Holding resigned as Opposition Leader after the 1976 election to transfer to federal politics. In 1977 he was elected to the House of Representatives for the comfortably safe seat of Melbourne Ports, which then included Holding's base in Richmond. He defeated Simon Crean, son of Holding's predecessor, Frank Crean, to win Labor pre-selection. After the 1980 election, at which Hawke was elected to federal Parliament, Holding emerged as Hawke's key "numbers man" in his campaign to become leader of the federal Labor Party.

Minister

When Hawke was elected Prime Minister at the 1983 election, he insisted that Holding be included in the ministry, and gave him the difficult but symbolically important portfolio of Aboriginal Affairs. Holding was a strong supporter of land rights for Indigenous Australians, and his main ambition as minister was to bring in legislation for uniform national land rights, which the 1967 amendment to the Australian Constitution would have permitted. But the Labor Premier of Western Australia, Brian Burke, strongly objected to such a step, which would have upset the powerful mining and pastoral industries in his state. After heavy lobbying from Burke, Hawke pressured Holding to drop the proposal.

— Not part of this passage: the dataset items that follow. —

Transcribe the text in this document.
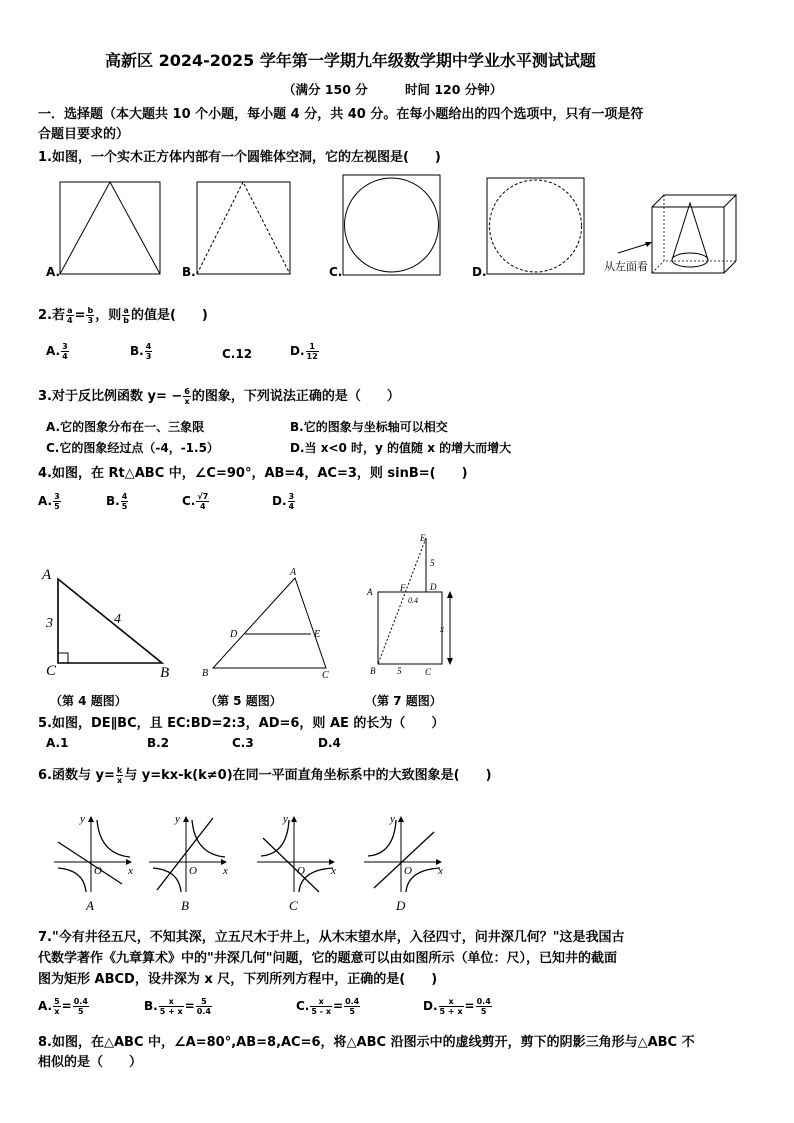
高新区 2024-2025 学年第一学期九年级数学期中学业水平测试试题
（满分 150 分	时间 120 分钟）
一．选择题（本大题共 10 个小题，每小题 4 分，共 40 分。在每小题给出的四个选项中，只有一项是符
合题目要求的）
1.如图，一个实木正方体内部有一个圆锥体空洞，它的左视图是(　　)
A.	B.	C.	D.	从左面看
2.若 $\frac{a}{4} = \frac{b}{3}$ ，则 $\frac{a}{b}$ 的值是(　　)
A. $\frac{3}{4}$	B. $\frac{4}{3}$	C.12	D. $\frac{1}{12}$
3.对于反比例函数 $y= - \frac{6}{x}$ 的图象，下列说法正确的是（　　）
A.它的图象分布在一、三象限	B.它的图象与坐标轴可以相交
C.它的图象经过点（-4，-1.5）	D.当 x<0 时，y 的值随 x 的增大而增大
4.如图，在 Rt△ABC 中，∠C=90°，AB=4，AC=3，则 sinB=(　　)
A. $\frac{3}{5}$	B. $\frac{4}{5}$	C. $\frac{√7}{4}$	D. $\frac{3}{4}$
A
C	B
3	4
A
D	E
B	C
E
5
A	F	D
0.4
x
B 5	C
（第 4 题图）	（第 5 题图）	（第 7 题图）
5.如图，DE∥BC，且 EC:BD=2:3，AD=6，则 AE 的长为（　　）
A.1	B.2	C.3	D.4
6.函数与 $y= \frac{k}{x}$ 与 y=kx-k(k≠0)在同一平面直角坐标系中的大致图象是(　　)
y
x
O
A
y
x
O
B
y
x
O
C
y
x
O
D
7."今有井径五尺，不知其深，立五尺木于井上，从木末望水岸，入径四寸，问井深几何？"这是我国古
代数学著作《九章算术》中的"井深几何"问题，它的题意可以由如图所示（单位：尺），已知井的截面
图为矩形 ABCD，设井深为 x 尺，下列所列方程中，正确的是(　　)
A. $\frac{5}{x} = \frac{0.4}{5}$	B. $\frac{x}{5 + x} = \frac{5}{0.4}$	C. $\frac{x}{5 - x} = \frac{0.4}{5}$	D. $\frac{x}{5 + x} = \frac{0.4}{5}$
8.如图，在△ABC 中，∠A=80°,AB=8,AC=6，将△ABC 沿图示中的虚线剪开，剪下的阴影三角形与△ABC 不
相似的是（　　）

In 1987 Holding was shifted to the portfolio of Minister for Employment Services and Youth Affairs. In 1988 he became Minister for Transport and Communications Support. A few months later he was promoted to Cabinet and made Minister for Immigration, Local Government and Ethnic Affairs, but later in the year there was another reshuffle and he was demoted to the Arts and Territories portfolio, outside Cabinet. He held this post until the 1990 election, when he was dropped from the ministry.

Backbench

Melbourne Ports was significantly altered ahead of the 1990 election. Long one of the safest Labor seats in the nation, it was pushed slightly to the east to take in some wealthier, Liberal-leaning suburbs. This knocked Holding's majority from a reasonably safe 9.9 percent to a marginal 3.9 percent. Nonetheless, Holding was reelected with a small swing against him. He remained in the House as a backbencher until his retirement in 1998.